Death is ever-present. Two object-laden women's tombs -- one discovered in Zapotal, Mexico, in 1971; the other unearthed 20 years later in San Jose de Moro, Peru -- are also on display.
Dark though such sights might be, here the darkness isn't constant. Every now and then this sprawling show delivers stabs of shining beauty so sudden and familiar that the viewer seems to feel the centuries dissolve. The healthy, youthful loveliness of a little head from Veracruz that was made 1,000 years ago jolts you when you see it the way a passing beauty might stop you on the street. A little shawl-wrapped figure (a small ceramic bottle by the Moche people of Peru) sits cross-legged and abstracted like a distillate of patience. We sense these women's lives, and we're shown the foods they eat (the peanuts and the yams, the plantains and potatoes), but what is more impressive is the way these glimpses slide off into the realms of the witches and the oracles, the spirits and the gods.
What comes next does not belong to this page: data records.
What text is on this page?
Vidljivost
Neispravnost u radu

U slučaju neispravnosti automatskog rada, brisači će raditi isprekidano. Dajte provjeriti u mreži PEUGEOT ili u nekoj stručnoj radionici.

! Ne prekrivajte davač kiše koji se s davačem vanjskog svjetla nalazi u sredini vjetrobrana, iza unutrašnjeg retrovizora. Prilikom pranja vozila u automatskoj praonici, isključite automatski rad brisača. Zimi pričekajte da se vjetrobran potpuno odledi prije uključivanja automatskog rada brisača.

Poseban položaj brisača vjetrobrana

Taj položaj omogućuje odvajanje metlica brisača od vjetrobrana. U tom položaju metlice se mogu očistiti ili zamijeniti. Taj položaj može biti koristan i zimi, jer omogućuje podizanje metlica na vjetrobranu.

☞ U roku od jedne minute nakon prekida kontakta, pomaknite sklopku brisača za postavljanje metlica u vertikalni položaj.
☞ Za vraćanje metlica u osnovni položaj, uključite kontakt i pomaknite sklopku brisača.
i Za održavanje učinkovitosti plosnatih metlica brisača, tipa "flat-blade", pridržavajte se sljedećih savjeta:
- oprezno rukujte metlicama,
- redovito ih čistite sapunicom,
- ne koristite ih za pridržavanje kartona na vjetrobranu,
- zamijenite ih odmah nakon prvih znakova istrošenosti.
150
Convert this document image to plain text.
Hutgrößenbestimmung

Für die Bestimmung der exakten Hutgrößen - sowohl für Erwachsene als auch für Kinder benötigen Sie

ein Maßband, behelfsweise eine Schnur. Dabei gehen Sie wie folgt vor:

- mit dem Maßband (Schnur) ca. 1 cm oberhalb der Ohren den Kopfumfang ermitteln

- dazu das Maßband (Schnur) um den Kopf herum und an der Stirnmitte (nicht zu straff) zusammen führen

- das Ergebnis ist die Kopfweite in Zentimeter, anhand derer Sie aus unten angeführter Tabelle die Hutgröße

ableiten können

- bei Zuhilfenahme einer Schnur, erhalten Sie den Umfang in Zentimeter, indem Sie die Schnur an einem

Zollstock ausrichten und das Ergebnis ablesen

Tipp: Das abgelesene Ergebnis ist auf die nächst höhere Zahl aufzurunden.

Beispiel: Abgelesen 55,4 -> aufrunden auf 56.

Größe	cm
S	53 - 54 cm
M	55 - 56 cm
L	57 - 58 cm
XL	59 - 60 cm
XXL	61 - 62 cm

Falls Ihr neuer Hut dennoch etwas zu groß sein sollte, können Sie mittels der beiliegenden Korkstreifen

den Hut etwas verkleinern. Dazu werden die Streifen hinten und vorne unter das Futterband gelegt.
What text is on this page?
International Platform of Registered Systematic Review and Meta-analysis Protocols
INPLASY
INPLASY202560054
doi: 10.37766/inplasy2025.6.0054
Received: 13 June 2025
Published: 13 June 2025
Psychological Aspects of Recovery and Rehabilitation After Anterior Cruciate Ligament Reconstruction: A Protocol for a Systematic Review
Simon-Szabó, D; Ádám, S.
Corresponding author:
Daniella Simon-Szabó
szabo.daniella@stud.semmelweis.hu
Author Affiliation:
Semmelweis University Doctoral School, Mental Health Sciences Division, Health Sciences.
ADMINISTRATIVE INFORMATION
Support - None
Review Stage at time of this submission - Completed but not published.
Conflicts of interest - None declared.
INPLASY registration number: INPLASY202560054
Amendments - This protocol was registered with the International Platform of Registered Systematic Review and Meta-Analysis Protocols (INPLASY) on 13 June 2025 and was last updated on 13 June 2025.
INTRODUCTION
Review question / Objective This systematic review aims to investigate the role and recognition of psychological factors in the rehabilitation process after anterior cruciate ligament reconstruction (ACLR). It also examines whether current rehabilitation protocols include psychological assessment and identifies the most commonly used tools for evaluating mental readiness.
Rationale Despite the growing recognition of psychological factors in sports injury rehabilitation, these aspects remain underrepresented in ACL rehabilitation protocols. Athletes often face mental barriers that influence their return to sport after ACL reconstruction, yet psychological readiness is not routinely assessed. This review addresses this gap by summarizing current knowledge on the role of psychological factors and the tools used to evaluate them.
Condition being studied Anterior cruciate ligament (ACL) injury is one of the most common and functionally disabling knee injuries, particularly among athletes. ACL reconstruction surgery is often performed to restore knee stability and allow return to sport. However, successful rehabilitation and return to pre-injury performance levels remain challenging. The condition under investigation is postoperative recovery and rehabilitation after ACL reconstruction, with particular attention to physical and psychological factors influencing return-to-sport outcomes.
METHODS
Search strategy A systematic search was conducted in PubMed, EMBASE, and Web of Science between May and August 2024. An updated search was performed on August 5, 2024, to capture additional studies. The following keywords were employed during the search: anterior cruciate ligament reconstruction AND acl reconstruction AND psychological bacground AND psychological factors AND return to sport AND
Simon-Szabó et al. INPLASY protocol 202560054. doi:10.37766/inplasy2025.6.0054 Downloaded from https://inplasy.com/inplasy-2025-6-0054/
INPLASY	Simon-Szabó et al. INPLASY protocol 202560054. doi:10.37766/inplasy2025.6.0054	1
What is everywhere apparent here, and too often forgotten, is that women seen in art are seldom merely women. They're metaphors as well. The spirit of the feminine, often much abstracted, is a constant in world art. The strongest of these figures personify the complicated powers -- of the serpent and the jaguar, of fertility and water, of the seasons and the moon -- that organize the world.
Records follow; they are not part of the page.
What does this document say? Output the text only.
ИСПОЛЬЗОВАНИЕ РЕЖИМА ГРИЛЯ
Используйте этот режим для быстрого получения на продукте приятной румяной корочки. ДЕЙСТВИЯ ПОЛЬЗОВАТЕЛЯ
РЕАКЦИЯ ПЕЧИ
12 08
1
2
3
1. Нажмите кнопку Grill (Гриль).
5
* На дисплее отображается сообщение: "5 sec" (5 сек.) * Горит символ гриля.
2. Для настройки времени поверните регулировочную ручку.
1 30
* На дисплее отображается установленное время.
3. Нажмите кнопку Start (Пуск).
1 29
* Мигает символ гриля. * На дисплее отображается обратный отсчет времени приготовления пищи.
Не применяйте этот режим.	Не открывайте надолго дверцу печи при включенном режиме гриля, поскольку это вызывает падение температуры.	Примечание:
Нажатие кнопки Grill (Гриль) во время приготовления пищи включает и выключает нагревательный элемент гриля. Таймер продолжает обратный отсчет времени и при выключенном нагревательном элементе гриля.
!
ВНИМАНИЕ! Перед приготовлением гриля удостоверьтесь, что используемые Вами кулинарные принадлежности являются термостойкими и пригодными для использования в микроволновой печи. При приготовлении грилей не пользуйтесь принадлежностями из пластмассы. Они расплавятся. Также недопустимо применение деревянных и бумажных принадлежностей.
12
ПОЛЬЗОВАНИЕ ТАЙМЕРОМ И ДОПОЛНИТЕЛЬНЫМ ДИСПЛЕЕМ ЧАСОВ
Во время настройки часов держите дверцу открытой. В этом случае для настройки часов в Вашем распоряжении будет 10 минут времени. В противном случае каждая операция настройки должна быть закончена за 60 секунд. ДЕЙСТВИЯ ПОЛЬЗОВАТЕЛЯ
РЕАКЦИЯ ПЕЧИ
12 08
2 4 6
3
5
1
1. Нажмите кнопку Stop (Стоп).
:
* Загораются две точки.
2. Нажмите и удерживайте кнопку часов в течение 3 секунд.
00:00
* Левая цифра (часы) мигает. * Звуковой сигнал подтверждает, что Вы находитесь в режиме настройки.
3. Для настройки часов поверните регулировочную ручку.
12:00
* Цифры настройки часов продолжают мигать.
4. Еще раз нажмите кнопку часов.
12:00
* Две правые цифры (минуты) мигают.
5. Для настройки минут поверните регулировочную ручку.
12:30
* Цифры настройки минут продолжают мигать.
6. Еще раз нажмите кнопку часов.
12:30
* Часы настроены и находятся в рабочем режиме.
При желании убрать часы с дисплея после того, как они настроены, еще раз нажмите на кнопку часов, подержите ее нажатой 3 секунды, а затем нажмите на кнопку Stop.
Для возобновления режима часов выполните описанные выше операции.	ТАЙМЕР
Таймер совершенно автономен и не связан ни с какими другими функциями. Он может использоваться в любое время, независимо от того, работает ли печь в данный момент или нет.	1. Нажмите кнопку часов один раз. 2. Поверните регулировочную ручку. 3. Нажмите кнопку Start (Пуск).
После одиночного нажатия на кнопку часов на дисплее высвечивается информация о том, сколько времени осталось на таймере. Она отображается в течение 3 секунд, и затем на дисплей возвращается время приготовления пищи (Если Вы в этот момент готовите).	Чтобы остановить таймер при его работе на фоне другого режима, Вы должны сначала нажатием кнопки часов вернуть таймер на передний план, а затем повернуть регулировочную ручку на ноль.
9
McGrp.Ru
Here's a statuette from Veracruz standing with her arms outstretched. The dark spots on her headdress are said to represent the jaguar. We see her in the act of offering its powers as if giving us a blessing.
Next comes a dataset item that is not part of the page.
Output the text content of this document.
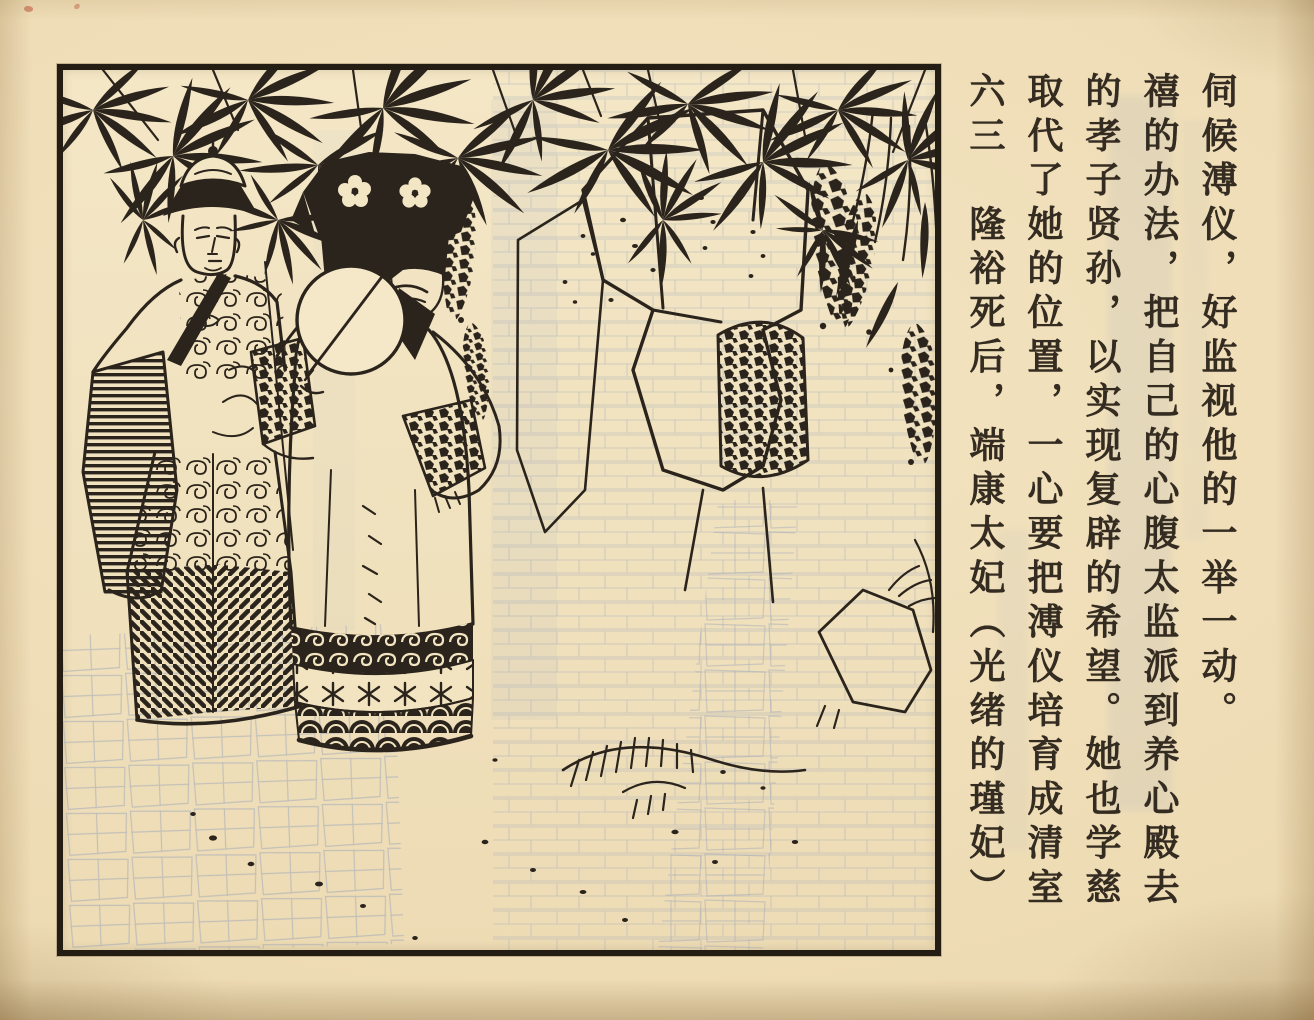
六三　隆裕死后，端康太妃（光绪的瑾妃） 取代了她的位置，一心要把溥仪培育成清室 的孝子贤孙，以实现复辟的希望。她也学慈 禧的办法，把自己的心腹太监派到养心殿去 伺候溥仪，好监视他的一举一动。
An Aztec figure nearby was surely meant to terrify. Her name is Cihuateotl. She represents the spirit of a woman who died in childbirth. Now she haunts the crossroads eager to devour the living human child of which she was deprived. Her stone face is a skull's face. Her clawlike hands and lipless grin make clear her intentions. You wouldn't want to meet her on the roadside at night.
Did a man or woman carve her? Who knows? Does it matter to the viewer? Perhaps a little, but not much.
This long has been the problem with the Women's Museum. Nineteen years ago it was founded with high hopes -- "to redefine traditional histories of art" -- but the long-neglected women it hoped to rediscover have proved pretty hard to find. The frequent thinness of its shows has not been inexplicable. By insisting that what matters is the gender of the artist, not the gender of the object, the museum has denied itself, inevitably, vast chunks of world art.
"Divine and Human" proposes an alternative. Take womanhood as a subject and examine it intensely, and do so open-mindedly to see what grand exhibits might be found along that road.
This is not a perfect show. Its scholarship is slim, its accompanying catalogue is not much more than a pamphlet. But the works of art it offers, the ceramics in particular, are sometimes very fine, its range is very wide, and at least it is a start.
Divine and Human: Women in Ancient Mexico and Peru will remain on exhibit at the National Museum of Women in the Arts, 1250 New York Ave. NW, through May 28. Wal-Mart and Altria are the show's leading sponsors. Hunt Oil, Newmont Mining, Southern Peru Copper Corp., Abbott and Toyota also helped fund it. This is its only U.S. showing. The museum is open Monday-Saturday 10 a.m.-5 p.m., and Sunday noon-5 p.m. Admission $8.